Via the multiphase particle-in-cell approach, the biomass gasification in a three-dimensional bubbling fluidized bed with sand material of wide particle size distribution (PSD) is numerically simulated. The gas and solid motion are solved by treating the gas as the continuum medium in the Eulerian framework and numerical parcel in the Lagrangian framework, respectively. After validating the numerical results with experimental data, the radial and axial segregation induced by the wide PSD and chemical reactions, combined with the particle-scale information of both particle type (e.g., temperature, heat transfer coefficient, constituent mass fraction, and solid residence time) are discussed.

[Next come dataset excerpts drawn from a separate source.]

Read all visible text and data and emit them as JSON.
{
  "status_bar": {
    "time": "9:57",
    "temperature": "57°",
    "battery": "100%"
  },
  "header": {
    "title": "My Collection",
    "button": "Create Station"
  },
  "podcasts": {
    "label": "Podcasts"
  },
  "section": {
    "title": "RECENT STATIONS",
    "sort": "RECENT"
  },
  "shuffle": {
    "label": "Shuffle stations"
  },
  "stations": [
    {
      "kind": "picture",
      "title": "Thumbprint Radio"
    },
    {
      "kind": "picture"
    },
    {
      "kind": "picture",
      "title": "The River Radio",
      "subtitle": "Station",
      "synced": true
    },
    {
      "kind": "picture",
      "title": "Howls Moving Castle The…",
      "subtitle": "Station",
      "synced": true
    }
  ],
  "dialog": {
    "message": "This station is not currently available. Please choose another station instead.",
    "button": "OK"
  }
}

The results demonstrate that obvious radial and axial segregation impact the spatial distribution of temperature and heat transfer of both particle types. The skewed distribution of the residence time of biomass particles is obtained. Biomass particles exiting the bed behave with large carbon content. PSD width exerts an evident influence on the spatial distribution of heat transfer coefficient, mass, and constituent content of biomass particles. Enlarging the PSD width enhances the gasification performance of biomass particles with the reduced mass and increased residence time for biomass particles in the bed, and the reduced char residual in the biomass particles lost. The results obtained in this work provide new insights regarding the presence of the radial and axial segregation induced by the wide size distribution and chemical reactions, which can be beneficial for the scale-up and the in-depth understanding of the fundamental mechanisms for the gasification process in this kind of reactor.